DeCLUTR: Deep Contrastive Learning for Unsupervised Textual Representations
Implemented By:
Description:
We present DeCLUTR: Deep Contrastive Learning for Unsupervised Textual Representations, a self-supervised method for learning universal sentence embeddings that transfer to a wide variety of natural language processing (NLP) tasks. Our objective leverages recent advances in deep metric learning (DML) and has the advantage of being conceptually simple and easy to implement, requiring no specialized architectures or labelled training data. We demonstrate that our objective can be used to pretrain transformers to state-of-the-art performance on SentEval, a popular benchmark for evaluating universal sentence embeddings, outperforming existing supervised, semi-supervised and unsupervised methods. We perform extensive ablations to determine which factors contribute to the quality of the learned embeddings. Our code is publicly available and can be easily adapted to new datasets or used to embed unseen text.
Results on SentEval are presented below (as averaged scores on the downstream and probing task test sets), along with existing state-of-the-art methods.
Model | Requires labelled data? | Parameters | Embed. dim. | Downstream (-SNLI) | Probing | Δ |
---|---|---|---|---|---|---|
InferSent V2 | Yes | 38M | 4096 | 76.00 | 72.58 | -3.06 |
Universal Sentence Encoder | Yes | 147M | 512 | 78.89 | 66.70 | -0.17 |
Sentence Transformers ("roberta-base-nli-mean-tokens") | Yes | 125M | 768 | 77.19 | 63.22 | -1.87 |
Transformer-small (DistilRoBERTa-base) | No | 82M | 768 | 72.58 | 74.57 | -6.48 |
Transformer-base (RoBERTa-base) | No | 125M | 768 | 72.70 | 74.19 | -6.36 |
DeCLUTR-small (DistilRoBERTa-base) | No | 82M | 768 | 77.41 | 74.71 | -1.65 |
DeCLUTR-base (RoBERTa-base) | No | 125M | 768 | 79.06 | 74.65 | -- |
Transformer- is the same underlying architecture and pretrained weights as DeCLUTR- before continued pretraining with our contrastive objective.
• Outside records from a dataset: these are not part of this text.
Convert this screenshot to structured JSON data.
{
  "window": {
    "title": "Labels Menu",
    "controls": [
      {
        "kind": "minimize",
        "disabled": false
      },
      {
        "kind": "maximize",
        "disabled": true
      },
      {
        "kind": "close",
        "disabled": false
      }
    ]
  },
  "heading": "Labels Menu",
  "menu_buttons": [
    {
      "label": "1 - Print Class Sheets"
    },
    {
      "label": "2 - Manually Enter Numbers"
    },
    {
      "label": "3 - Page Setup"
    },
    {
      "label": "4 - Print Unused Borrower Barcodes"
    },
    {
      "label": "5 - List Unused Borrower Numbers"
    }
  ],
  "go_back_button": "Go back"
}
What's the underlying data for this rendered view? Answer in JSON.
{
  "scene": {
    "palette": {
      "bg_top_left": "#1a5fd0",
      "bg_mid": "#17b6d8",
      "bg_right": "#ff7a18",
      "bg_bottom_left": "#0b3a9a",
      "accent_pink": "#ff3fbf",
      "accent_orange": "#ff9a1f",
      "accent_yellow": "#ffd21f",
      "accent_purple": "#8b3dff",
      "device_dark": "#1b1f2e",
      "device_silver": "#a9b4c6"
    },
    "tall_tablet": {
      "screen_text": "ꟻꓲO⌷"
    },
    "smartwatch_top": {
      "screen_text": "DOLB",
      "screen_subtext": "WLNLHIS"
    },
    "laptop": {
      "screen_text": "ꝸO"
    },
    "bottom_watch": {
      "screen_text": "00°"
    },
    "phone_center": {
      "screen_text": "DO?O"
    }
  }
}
Transformer- and DeCLUTR- use mean pooling on their token-level embeddings to produce a fixed-length sentence representation. Downstream scores are computed without considering perfomance on SNLI (denoted "Downstream (-SNLI)") as InferSent, USE and Sentence Transformers all train on SNLI. Δ: difference to DeCLUTR-base downstream score.